I spent three hours trying to get ChatGPT to generate a specific JSON format.
Three. Hours.
I tried begging. I tried threatening. I tried saying "please" in all caps. Nothing worked.
Then I learned about prompt engineering, restructured my prompt in five minutes, and got exactly what I needed on the first try.
That's the difference between throwing words at an LLM and actually engineering your prompts.
Here's the thing: prompt engineering isn't magic. It's not about finding secret incantations or Claude-whispering techniques. It's a learnable skill with clear patterns and principles.
And it's probably the highest ROI skill you can learn right now. Ten minutes learning prompt engineering will save you hours of frustration.
Let me show you how to go from "ChatGPT won't do what I want" to "I can make any LLM do exactly what I need." No fluff. Just practical techniques that actually work.
Why Prompt Engineering Actually Matters
"Can't I just ask nicely and hope for the best?"

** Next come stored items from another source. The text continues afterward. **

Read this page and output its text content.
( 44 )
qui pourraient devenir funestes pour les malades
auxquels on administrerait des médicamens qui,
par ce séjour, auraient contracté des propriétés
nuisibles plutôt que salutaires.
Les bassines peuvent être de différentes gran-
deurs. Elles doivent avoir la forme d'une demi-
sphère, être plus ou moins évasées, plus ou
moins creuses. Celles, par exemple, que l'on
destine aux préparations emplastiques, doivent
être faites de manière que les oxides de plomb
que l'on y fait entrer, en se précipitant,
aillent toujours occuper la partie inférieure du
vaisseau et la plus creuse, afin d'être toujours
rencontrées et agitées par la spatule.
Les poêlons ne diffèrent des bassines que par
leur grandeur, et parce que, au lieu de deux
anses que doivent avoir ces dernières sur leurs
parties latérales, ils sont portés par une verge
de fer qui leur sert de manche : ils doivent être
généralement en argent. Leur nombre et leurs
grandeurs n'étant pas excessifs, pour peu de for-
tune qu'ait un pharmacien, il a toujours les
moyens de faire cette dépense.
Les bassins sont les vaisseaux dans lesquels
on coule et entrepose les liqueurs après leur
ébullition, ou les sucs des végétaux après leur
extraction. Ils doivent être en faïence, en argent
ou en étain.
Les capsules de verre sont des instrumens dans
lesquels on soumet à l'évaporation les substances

You could. But you'll waste a lot of time.
Bad prompting:
Takes 10+ attempts to get what you want
Results are inconsistent
You can't reproduce good outputs
Feels like you're fighting the AI
Good prompting:
First attempt usually works
Results are consistent and predictable
You can reuse successful patterns
Feels like you're directing the AI
Real example from my life:
Bad prompt:
Write a product description for a headphone
Result: Generic, boring, could be any headphone.
Good prompt:
You are a product copywriter for a premium audio brand.
Write a product description for noise-canceling headphones targeting remote workers who need to focus in noisy environments.
Format:
- Opening hook (1 sentence addressing the pain point)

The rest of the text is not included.